Vous revoyez le patient en consultation avec l’analyse anatomopathologique (figure 4) qui objective un adénocarcinome développé sur un adénome tubulovilleux envahissant la sous-muqueuse sur 2 000 microns avec du budding de haut grade, et sans embole lympho-vasculaire de résection R0 avec des marges latérales de 23 mm pour l’adénocarcinome et de 2 mm pour l’adénome. Que lui proposez-vous ?

Une prise en charge chirurgicale est nécessaire. La présence d’une infiltration sous-muqueuse dépassant les 1 000 microns et de budding est synonyme d’un risque d’atteinte ganglionnaire dans environ 20 % des cas [6, 7]. La résection est considérée complète R0 mais non curative. Il est primordial que les anatomo-pathologistes mentionnent l’ensemble des critères indispensables à la prise de décision adaptée en RCP dès qu’il existe un cancer envahissant la sous-muqueuse : la mesure micrométrique de l’infiltration en profondeur, le degré de différenciation, la présence d’emboles vasculaires, nerveux ou lymphatiques, la présence de budding de haut grade, les marges latérales et profondes de la résection.
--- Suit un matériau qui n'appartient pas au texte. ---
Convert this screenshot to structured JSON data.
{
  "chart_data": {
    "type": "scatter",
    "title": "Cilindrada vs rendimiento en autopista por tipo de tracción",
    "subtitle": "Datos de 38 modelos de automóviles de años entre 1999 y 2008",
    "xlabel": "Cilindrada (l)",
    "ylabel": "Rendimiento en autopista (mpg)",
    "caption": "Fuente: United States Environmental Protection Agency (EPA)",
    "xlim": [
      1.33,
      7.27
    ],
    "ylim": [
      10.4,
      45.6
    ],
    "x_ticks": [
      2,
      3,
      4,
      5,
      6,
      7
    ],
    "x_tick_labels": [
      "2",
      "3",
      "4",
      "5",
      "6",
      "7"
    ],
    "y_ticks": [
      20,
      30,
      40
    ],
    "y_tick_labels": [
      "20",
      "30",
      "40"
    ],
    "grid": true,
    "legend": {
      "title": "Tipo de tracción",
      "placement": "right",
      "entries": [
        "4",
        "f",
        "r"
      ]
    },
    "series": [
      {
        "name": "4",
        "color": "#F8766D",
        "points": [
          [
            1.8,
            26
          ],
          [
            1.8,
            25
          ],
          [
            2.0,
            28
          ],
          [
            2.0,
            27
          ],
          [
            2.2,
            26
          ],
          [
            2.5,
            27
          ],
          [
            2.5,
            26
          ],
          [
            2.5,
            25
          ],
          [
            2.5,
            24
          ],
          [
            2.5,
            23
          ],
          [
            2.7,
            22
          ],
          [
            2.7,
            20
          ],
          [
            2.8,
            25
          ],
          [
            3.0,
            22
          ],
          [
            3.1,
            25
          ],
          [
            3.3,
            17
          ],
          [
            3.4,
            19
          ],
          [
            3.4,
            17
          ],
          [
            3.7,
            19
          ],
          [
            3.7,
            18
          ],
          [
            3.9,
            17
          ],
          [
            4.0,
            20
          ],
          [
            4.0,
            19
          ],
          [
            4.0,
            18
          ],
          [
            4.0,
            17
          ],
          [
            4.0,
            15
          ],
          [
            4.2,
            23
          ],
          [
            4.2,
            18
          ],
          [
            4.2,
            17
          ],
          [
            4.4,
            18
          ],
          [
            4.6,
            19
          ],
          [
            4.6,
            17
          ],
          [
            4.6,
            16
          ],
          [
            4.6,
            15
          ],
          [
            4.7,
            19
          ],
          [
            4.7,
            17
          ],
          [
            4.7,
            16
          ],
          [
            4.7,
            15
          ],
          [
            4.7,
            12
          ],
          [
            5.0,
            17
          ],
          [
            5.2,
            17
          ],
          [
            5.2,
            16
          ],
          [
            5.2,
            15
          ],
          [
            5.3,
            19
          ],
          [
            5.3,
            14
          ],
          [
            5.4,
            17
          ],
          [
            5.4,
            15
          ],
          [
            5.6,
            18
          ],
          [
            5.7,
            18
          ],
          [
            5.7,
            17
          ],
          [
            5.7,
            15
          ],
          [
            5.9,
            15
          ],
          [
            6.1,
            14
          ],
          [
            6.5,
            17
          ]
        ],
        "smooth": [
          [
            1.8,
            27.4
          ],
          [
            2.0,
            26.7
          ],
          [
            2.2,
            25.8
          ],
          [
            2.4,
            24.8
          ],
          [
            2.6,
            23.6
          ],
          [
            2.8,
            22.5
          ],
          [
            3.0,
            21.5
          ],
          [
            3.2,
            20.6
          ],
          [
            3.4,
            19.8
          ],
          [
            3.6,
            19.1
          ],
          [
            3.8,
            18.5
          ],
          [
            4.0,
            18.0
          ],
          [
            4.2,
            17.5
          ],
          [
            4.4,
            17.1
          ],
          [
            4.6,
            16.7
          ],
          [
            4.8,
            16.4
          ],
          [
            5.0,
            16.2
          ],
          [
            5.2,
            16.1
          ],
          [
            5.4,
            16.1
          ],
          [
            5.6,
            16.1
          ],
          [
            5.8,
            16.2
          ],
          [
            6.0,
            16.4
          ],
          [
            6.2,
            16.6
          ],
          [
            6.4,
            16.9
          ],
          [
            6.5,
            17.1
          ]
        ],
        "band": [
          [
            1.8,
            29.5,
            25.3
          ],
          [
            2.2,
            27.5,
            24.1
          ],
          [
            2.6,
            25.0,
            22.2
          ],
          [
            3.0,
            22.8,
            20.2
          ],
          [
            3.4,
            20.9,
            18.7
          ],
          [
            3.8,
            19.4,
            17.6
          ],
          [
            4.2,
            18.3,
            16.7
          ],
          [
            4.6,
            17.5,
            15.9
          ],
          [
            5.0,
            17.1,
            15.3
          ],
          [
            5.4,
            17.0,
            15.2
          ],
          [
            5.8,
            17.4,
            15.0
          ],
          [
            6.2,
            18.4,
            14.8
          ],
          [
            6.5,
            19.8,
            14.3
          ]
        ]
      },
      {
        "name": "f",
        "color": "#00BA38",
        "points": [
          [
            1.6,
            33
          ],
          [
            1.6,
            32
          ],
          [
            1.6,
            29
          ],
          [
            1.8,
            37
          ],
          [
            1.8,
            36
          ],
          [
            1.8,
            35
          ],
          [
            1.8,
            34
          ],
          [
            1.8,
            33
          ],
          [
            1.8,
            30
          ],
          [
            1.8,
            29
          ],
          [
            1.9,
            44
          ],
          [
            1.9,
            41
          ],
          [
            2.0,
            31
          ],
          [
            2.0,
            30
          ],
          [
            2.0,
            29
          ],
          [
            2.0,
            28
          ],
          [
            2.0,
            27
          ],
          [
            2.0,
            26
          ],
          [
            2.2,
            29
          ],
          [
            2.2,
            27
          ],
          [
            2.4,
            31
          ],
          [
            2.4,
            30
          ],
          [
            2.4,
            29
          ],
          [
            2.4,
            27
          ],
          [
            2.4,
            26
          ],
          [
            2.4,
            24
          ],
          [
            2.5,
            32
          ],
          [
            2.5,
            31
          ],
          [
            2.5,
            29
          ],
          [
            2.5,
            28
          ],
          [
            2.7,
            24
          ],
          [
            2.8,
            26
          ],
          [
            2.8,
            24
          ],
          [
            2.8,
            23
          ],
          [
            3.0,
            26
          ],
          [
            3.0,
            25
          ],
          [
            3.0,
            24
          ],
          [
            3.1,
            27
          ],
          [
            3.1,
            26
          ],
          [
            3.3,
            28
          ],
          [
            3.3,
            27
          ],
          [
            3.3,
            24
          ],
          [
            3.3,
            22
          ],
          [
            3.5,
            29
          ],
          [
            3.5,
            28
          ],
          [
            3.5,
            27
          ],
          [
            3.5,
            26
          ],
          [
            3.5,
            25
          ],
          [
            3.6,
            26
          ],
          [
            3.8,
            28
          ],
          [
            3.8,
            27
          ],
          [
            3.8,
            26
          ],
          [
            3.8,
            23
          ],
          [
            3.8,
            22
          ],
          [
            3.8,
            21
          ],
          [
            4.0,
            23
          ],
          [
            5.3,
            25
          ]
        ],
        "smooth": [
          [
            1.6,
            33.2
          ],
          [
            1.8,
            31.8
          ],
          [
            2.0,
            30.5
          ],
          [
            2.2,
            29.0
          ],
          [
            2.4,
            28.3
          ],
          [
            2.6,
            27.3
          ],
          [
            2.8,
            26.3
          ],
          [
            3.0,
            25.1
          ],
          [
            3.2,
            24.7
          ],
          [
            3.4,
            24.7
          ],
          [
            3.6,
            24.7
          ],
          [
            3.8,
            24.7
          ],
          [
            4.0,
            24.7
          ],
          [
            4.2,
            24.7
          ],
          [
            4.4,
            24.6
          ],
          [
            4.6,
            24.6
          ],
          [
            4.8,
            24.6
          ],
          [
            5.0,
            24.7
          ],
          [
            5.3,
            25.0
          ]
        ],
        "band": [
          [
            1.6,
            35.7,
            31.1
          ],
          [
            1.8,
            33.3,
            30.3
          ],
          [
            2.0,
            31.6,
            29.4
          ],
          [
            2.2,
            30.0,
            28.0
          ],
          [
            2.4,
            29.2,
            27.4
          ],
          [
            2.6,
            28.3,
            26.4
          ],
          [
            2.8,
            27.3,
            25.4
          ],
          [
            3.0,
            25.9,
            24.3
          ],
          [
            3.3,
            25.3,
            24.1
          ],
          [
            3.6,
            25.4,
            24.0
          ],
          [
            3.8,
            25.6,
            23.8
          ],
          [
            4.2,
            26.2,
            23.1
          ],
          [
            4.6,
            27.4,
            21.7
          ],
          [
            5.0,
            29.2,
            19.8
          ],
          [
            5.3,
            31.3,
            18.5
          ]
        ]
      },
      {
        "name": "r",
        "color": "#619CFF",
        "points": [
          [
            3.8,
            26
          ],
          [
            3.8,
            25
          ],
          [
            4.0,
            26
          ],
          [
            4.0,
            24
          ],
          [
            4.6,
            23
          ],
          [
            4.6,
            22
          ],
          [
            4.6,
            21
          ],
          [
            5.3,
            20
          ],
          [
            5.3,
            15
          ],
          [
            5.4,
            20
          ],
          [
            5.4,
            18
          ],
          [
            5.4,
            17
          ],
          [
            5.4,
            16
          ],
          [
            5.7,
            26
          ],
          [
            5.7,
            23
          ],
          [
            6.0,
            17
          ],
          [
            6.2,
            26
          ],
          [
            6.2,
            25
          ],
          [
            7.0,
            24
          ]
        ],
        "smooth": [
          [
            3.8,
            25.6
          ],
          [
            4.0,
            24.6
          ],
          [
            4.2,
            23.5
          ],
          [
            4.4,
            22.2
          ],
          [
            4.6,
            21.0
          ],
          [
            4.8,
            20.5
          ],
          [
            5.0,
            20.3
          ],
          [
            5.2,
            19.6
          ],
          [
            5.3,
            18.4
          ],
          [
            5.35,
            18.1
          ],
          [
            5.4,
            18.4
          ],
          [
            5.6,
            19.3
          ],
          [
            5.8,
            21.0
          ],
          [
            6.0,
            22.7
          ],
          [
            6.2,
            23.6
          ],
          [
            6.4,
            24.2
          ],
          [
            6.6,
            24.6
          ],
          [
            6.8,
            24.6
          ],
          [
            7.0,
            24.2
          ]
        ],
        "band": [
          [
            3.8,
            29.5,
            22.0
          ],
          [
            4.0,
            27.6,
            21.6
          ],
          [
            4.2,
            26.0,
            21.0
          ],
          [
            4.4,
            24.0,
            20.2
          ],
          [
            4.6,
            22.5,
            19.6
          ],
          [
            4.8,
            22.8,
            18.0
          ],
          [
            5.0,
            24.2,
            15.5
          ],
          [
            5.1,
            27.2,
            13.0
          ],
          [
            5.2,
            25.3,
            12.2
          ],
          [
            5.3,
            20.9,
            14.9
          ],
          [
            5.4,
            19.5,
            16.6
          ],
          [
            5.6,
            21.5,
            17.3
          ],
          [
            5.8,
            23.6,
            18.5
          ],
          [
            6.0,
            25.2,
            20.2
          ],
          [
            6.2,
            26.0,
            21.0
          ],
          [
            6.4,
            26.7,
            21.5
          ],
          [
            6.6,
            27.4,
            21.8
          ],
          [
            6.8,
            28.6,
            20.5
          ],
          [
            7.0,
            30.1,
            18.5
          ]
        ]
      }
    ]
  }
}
Il est primordial que les anatomo-pathologistes mentionnent l’ensemble des critères indispensables à la prise de décision

Une relecture anatomo-pathologique doit être demandée si l’ensemble de ces critères n’est pas mentionné dans le compte rendu après une résection d’un polype avec cancer envahissant la sous-muqueuse.

La chirurgie doit être proposée à tous les patients ayant des critères de mauvais pronostic sur l’analyse anatomopathologique, cependant, dans certaines situations très particulières de malades âgés à très haut risque chirurgical, certaines équipes proposent hors protocole un traitement oncologique adjuvant ou une simple surveillance sans preuve scientifique forte. Le raisonnement doit évidemment être adapté à l’état général du malade ; il ne faut pas oublier qu’un malade ayant 20 % de risque de métastase ganglionnaire a 80 % de chances d’être complétement guéri par l’endoscopie. Le risque de métastases doit donc être contrebalancé au cas par cas par le risque chirurgical.

Liens d’intérêts

JA et MD déclarent n’avoir aucun lien d’intérêt en rapport avec l’article. JJ est consultant pour Boston et Norgine.